Here we show in 24,090 adult heavy smokers (59% men; 61 ± 5 years) that epicardial adipose tissue volume and density are independently associated with all-cause (adjusted hazard ratios: 1.10 and 1.38; P < 0.001) and cardiovascular mortality (adjusted hazard ratios: 1.14 and 1.78; P < 0.001) beyond demographics, clinical risk factors, body habitus, level of education, and coronary artery calcium score.

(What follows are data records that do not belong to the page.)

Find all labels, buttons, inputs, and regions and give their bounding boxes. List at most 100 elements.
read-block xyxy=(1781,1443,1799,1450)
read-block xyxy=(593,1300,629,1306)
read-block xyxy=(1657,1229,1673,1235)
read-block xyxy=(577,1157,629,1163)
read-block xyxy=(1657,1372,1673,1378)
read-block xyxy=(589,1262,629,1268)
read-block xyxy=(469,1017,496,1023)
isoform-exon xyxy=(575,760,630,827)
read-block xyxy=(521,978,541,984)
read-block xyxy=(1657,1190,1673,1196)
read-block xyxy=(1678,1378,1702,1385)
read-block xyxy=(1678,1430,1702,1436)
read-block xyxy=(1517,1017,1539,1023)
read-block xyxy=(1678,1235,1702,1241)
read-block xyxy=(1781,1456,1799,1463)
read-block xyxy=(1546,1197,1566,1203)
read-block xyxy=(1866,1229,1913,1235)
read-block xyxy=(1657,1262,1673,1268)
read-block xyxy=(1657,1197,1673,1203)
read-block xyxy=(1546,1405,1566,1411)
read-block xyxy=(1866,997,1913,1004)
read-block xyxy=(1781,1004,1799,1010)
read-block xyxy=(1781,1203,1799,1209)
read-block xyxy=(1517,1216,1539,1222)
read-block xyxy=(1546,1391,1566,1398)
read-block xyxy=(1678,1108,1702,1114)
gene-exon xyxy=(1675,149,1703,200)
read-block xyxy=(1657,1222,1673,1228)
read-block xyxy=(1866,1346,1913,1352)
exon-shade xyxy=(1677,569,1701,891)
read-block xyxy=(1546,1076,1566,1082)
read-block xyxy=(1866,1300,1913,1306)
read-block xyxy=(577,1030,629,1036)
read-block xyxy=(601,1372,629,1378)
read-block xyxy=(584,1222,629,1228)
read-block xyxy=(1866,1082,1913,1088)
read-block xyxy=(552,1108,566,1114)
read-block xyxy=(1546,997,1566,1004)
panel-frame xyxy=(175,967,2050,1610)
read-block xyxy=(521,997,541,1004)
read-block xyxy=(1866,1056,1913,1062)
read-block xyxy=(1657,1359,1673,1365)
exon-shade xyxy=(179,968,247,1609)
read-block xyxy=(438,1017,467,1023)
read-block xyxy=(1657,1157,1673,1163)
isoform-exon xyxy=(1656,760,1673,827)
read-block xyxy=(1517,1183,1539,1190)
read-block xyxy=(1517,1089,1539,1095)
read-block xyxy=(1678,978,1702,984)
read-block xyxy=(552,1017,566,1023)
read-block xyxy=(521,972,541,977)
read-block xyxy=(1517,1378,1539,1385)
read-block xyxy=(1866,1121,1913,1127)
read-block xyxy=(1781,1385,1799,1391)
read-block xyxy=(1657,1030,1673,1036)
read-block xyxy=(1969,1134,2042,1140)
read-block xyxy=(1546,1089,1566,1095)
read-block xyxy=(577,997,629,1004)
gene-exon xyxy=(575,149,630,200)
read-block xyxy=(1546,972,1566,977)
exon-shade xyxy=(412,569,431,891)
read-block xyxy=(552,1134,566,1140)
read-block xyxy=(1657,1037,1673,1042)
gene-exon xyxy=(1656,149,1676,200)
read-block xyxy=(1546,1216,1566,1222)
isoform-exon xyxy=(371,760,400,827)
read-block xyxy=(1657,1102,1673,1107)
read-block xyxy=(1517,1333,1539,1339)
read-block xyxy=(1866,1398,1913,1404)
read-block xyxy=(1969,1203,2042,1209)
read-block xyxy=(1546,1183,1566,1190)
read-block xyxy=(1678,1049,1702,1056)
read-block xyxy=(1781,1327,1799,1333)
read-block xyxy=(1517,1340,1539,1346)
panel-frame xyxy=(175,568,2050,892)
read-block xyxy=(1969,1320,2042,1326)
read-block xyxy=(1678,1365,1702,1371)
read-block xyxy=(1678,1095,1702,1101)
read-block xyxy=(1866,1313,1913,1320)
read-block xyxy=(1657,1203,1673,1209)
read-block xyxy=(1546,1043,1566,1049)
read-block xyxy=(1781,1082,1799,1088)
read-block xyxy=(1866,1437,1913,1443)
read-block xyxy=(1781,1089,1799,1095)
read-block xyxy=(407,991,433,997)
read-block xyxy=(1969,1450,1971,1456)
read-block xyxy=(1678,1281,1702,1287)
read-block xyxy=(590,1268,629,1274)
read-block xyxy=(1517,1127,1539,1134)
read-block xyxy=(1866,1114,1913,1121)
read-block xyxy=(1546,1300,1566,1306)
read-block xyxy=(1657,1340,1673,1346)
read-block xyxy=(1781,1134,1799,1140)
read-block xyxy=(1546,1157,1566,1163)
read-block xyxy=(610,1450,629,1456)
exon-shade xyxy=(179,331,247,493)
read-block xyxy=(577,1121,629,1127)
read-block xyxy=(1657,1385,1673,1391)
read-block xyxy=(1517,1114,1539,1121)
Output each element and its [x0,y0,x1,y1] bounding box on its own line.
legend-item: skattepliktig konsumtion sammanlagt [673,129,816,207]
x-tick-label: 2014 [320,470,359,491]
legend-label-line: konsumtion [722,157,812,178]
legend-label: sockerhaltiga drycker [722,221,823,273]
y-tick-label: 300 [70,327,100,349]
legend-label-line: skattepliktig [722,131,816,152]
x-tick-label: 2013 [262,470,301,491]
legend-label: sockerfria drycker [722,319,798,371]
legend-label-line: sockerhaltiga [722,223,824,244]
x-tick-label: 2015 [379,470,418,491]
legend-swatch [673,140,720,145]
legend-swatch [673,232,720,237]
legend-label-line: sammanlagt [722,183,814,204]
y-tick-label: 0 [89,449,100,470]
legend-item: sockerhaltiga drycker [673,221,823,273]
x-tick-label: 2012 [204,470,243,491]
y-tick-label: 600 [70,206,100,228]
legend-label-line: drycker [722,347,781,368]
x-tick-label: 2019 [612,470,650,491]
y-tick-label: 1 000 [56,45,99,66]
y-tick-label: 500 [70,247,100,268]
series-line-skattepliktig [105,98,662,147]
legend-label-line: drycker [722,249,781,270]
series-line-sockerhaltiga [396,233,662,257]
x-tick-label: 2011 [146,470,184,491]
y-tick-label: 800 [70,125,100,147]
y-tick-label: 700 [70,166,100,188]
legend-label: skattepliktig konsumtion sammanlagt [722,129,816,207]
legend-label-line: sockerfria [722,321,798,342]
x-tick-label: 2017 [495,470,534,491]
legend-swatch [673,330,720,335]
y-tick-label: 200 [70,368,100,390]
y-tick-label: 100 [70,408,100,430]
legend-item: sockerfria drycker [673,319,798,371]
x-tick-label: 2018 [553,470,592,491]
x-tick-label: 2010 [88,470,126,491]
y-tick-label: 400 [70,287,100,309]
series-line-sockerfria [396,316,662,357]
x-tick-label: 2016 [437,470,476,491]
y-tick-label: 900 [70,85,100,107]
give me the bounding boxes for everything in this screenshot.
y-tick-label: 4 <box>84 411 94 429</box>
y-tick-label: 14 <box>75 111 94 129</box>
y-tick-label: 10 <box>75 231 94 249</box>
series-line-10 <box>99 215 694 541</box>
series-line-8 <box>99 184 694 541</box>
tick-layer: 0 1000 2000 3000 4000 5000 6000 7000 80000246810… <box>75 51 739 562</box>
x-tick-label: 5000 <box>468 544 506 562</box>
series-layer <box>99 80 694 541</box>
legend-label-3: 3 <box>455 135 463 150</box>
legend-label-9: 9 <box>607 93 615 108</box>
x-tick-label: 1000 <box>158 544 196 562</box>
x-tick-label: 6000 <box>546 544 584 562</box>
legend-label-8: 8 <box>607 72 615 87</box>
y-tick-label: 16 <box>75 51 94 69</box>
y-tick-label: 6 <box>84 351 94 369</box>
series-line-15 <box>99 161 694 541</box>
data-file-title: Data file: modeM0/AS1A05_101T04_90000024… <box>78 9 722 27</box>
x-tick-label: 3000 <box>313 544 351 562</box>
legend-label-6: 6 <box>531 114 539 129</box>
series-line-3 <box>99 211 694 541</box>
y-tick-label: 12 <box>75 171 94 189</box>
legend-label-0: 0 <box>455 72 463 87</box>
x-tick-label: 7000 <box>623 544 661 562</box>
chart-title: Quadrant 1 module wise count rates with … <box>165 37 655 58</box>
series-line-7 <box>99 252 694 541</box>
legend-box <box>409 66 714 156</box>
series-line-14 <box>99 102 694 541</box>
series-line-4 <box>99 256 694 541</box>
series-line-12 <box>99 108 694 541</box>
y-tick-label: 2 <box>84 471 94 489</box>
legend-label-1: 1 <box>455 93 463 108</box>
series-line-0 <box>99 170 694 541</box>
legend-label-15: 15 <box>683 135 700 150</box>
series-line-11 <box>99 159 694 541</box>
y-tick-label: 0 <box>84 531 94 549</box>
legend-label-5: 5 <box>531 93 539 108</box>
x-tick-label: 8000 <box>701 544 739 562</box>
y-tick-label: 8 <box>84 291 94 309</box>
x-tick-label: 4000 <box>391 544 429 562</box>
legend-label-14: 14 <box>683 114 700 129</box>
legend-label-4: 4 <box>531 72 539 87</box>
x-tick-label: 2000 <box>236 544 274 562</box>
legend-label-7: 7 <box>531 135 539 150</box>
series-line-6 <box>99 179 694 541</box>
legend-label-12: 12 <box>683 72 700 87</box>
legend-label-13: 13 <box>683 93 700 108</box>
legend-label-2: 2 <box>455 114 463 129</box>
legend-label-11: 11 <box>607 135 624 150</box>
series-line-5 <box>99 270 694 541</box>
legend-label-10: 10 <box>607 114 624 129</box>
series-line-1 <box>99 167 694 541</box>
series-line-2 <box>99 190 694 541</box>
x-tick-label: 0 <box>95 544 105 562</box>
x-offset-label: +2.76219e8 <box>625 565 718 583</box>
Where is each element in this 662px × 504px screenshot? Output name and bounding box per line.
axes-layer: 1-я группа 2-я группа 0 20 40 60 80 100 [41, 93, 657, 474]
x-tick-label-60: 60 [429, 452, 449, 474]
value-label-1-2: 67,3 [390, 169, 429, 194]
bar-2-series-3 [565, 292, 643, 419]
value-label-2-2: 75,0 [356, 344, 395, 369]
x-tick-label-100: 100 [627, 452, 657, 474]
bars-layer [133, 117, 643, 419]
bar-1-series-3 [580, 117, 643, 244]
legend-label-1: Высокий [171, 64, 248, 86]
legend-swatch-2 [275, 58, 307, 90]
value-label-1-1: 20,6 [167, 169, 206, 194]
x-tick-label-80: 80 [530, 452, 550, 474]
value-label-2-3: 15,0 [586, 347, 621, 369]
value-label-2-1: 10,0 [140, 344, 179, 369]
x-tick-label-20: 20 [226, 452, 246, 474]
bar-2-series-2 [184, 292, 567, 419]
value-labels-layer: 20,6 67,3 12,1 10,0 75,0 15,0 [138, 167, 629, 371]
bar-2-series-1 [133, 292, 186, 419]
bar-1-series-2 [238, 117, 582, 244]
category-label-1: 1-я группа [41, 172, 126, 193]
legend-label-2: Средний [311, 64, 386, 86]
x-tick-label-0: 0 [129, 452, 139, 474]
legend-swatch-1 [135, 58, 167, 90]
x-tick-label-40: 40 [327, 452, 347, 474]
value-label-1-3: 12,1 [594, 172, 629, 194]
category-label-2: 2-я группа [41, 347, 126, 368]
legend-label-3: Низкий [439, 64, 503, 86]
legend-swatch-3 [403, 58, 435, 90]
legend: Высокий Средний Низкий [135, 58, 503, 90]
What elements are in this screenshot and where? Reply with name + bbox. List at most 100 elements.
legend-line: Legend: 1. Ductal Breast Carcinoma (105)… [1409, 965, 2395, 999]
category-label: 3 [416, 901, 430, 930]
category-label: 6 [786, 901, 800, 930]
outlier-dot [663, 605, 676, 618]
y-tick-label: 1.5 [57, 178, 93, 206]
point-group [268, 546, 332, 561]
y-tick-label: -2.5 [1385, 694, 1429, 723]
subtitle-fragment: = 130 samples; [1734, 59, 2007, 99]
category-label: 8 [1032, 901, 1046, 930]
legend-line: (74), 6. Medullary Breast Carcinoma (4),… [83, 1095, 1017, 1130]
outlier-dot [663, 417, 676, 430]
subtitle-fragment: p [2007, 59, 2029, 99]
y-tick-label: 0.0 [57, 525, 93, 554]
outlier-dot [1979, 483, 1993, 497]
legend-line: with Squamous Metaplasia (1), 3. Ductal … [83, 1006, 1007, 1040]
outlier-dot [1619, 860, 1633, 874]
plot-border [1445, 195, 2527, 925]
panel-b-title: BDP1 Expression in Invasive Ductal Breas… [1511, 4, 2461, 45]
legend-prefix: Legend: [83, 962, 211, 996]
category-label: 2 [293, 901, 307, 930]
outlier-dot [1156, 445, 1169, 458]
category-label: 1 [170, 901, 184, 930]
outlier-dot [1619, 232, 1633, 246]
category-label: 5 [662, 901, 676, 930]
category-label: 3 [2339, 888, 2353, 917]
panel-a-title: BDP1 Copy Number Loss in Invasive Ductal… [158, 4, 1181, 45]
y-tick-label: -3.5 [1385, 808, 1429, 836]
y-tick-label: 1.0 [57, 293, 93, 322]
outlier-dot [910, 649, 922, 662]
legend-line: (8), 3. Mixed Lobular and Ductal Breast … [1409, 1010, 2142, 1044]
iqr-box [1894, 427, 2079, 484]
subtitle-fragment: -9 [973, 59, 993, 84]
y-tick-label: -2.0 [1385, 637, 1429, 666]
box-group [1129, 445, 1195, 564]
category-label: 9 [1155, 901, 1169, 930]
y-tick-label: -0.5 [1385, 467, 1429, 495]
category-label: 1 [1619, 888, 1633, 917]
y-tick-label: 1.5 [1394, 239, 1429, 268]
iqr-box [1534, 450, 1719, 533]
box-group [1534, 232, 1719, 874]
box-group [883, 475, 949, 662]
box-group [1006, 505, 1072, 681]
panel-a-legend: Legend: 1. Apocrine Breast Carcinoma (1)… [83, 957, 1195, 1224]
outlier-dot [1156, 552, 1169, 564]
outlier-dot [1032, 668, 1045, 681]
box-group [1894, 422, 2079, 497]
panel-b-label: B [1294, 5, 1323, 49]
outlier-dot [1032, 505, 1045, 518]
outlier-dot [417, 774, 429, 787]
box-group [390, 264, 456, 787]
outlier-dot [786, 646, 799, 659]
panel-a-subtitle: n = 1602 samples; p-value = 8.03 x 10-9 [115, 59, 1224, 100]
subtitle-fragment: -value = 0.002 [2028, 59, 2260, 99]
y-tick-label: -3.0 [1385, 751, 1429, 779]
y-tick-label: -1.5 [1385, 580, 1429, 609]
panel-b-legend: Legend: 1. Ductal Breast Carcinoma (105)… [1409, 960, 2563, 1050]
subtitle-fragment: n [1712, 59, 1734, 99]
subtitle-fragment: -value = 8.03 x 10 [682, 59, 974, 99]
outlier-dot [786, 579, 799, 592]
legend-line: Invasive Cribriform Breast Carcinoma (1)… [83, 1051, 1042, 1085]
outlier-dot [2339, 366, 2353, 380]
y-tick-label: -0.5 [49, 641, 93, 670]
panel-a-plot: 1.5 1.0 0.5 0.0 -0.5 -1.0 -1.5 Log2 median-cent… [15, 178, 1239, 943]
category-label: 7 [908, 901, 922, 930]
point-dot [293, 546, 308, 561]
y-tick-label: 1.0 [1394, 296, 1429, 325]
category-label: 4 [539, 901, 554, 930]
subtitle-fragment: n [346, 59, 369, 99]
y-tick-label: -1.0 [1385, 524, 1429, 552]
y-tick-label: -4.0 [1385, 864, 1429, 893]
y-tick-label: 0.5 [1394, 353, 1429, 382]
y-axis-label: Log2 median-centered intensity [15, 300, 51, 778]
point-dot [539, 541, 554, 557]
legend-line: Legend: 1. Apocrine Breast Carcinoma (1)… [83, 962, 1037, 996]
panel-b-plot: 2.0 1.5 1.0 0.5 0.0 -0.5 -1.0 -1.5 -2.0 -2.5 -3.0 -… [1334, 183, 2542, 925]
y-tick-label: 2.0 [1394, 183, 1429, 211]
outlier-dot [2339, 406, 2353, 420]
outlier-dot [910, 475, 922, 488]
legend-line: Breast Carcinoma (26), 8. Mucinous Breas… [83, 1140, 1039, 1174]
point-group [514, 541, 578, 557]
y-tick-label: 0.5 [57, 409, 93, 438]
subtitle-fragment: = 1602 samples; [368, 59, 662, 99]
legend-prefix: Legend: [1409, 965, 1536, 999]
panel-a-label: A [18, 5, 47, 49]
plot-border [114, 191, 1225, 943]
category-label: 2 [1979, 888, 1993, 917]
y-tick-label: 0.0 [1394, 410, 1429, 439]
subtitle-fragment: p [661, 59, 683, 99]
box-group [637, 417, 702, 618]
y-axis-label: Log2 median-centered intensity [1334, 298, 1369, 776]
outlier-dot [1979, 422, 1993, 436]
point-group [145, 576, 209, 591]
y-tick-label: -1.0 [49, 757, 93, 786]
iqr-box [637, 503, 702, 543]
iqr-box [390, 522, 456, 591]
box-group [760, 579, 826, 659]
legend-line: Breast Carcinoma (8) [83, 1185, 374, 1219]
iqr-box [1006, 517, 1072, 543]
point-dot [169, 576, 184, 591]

Our findings suggest that automated assessment of epicardial adipose tissue from low-dose lung cancer screening images offers prognostic value in heavy smokers, with potential implications for cardiovascular risk stratification in this high-risk population.
重度吸烟者患心血管疾病的风险增加,使用常规肺癌筛查胸部计算机断层扫描进行个体化风险量化可能对其有益。我们研究了基于深度学习的自动心外膜脂肪组织量化的预后价值,并将其与既定的心血管危险因素和冠状动脉钙化进行比较。
我们调查了参加国家肺癌筛查试验并随访12.3(11.9 - 12.8)年的重度吸烟者中自动心外膜脂肪组织量化的预后价值。使用经过验证的深度学习算法,在非心电图同步、非增强低剂量胸部计算机断层扫描上对心外膜脂肪组织进行分割和量化。然后利用多变量生存回归分析来确定心外膜脂肪组织体积和密度与全因死亡率和心血管死亡率(心肌梗死和中风)之间的关联。
我们在24,090名成年重度吸烟者(59%为男性;61±5岁)中发现,除了人口统计学、临床危险因素、身体形态、教育水平和冠状动脉钙化评分外,心外膜脂肪组织体积和密度与全因死亡率(调整后的风险比:1.10和1.38;P<0.001)和心血管死亡率(调整后的风险比:1.14和1.78;P<0.001)独立相关。
我们的研究结果表明,从低剂量肺癌筛查图像中自动评估心外膜脂肪组织对重度吸烟者具有预后价值,这对该高危人群的心血管风险分层可能具有潜在意义。